Simple counterexample:

Suppose $f(x,y) = u(x,y) + i v(x,y)$ is a holomorphic function. Then it satisfies the Cauchy-Riemann equations \begin{align} u_x = v_y\\ v_x = -u_y \end{align}

Then the function $g(x,y) = \tilde{u}(x,y) + i \tilde{v}(x,y)$ given by \begin{align} \tilde{u}(x,y) = \frac12 u(2x,y) \\ \tilde{v}(x,y) = v(2x,y) \end{align} satisfies \begin{align} \tilde{u}_x = \tilde{v}_y \\ \tilde{v}_x = -4 \tilde{u}_y \end{align} which is the same as $ A.D g = D g.A $ for $$ A = \begin{pmatrix} 0 & -1/4 \\ 1 & 0 \end{pmatrix} $$


This example is obtained geometrically by doing a linear change of variables $(x,y) \mapsto (2x,y)$ on the domain and $(u,v) \mapsto (\frac12 u,v)$ on the co-domain and so all convergence and closure of holomorphic functions carry over unchanged.

More generally, the same procedure shows that for any $A$ of the form

$$ A = c P J P^{-1} $$

where $P\in GL(2)$ and $c\in \mathbb{R}_+$ the closure property asked for in the question holds.

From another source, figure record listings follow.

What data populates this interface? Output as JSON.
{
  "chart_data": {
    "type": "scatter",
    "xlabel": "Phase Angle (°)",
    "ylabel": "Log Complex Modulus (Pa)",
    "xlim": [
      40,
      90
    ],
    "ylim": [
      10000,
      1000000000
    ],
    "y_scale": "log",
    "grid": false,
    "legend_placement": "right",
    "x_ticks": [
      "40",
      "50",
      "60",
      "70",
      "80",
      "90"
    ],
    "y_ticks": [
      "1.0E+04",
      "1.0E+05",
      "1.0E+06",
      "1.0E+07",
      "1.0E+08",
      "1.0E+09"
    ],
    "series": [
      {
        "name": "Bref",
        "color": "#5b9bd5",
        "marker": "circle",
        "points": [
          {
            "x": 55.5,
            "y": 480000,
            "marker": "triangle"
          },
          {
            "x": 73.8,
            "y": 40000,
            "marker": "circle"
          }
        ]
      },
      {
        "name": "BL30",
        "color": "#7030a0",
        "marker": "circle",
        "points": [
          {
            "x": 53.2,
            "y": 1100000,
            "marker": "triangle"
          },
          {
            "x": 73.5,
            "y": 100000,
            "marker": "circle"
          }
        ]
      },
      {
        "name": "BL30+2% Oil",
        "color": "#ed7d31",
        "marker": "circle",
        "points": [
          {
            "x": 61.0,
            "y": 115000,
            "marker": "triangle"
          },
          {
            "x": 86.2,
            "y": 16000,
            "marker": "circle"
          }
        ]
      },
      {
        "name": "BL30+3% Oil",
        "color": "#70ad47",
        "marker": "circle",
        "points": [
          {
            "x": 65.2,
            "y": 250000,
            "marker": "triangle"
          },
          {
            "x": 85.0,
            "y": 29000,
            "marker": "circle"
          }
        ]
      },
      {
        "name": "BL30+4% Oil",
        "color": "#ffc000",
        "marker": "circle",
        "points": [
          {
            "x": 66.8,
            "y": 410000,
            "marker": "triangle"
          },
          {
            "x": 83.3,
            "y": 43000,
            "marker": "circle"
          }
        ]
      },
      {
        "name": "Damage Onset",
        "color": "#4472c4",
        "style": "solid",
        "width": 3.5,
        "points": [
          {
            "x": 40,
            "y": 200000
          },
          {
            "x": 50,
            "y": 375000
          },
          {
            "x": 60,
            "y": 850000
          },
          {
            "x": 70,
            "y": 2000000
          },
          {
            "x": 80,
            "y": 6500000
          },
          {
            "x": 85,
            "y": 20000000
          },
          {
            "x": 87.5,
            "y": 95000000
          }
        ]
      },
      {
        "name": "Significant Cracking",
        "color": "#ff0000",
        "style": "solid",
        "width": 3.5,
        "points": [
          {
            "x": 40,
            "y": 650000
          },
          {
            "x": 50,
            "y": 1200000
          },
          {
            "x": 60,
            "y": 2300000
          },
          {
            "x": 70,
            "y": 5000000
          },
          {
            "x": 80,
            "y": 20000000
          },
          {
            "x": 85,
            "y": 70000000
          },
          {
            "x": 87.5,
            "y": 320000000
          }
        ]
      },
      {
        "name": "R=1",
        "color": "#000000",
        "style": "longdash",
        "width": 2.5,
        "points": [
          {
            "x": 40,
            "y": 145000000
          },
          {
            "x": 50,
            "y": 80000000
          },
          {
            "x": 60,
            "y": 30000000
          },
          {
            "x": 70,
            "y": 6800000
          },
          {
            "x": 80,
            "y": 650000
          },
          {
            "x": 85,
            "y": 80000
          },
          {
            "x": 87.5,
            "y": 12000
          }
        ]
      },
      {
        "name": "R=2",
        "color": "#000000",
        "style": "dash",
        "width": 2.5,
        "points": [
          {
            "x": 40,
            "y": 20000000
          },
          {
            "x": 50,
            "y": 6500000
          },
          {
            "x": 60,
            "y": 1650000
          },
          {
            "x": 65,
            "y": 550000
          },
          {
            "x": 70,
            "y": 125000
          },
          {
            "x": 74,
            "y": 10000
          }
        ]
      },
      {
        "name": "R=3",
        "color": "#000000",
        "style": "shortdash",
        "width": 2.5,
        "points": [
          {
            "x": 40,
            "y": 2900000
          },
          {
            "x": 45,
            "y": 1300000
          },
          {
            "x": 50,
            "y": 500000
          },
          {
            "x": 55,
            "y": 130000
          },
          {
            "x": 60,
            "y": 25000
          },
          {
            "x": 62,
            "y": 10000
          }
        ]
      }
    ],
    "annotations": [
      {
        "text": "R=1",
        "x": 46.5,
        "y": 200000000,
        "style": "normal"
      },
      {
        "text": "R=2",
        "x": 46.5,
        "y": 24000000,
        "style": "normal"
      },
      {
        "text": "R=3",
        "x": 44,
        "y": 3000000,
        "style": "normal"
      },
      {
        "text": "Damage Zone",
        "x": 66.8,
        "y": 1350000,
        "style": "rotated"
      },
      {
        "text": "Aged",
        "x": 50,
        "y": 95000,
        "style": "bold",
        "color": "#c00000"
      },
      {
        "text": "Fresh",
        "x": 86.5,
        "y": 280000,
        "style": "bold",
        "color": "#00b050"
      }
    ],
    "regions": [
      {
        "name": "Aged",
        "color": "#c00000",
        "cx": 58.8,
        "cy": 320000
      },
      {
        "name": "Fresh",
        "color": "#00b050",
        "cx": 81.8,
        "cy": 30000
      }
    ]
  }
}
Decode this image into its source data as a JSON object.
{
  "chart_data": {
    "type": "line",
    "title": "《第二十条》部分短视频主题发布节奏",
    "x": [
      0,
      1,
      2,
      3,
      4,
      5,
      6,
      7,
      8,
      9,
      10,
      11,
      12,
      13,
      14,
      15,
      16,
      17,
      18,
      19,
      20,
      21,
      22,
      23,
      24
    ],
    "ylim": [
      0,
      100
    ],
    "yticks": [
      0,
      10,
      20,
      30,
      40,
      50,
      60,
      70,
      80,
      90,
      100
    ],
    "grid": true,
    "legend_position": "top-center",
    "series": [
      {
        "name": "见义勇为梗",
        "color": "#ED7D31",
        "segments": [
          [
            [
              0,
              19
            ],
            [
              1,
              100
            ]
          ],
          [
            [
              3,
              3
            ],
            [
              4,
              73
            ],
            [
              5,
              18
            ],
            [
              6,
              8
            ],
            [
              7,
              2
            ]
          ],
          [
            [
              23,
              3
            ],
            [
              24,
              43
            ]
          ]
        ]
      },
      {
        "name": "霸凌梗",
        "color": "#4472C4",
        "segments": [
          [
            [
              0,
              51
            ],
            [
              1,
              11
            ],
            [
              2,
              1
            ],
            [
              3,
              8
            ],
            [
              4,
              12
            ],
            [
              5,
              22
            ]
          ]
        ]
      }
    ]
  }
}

[Edit to answer this question]:

The correct way to think about the question is that the two copies of $A$ in the equation $A (Df) = (Df) A$ are not the same. One is the complex structure on the domain and the other is the complex structure on the codomain. If you conjugate the complex structure on the domain side ONLY what you get is $$ P A P^{-1} (Df) = (Df) A$$ where the second $A$ is unchanged because it is the complex structure on the codomain. To make the equation work as written, we then do the reverse conjugation on the complex structure of the codomain which changes the equation to $$ PA P^{-1} (Df) = (Df) P A P^{-1}$$ The action on the codomain side is the reverse (given by the inverse matrix) simply because covariance versus contravariance in the equation.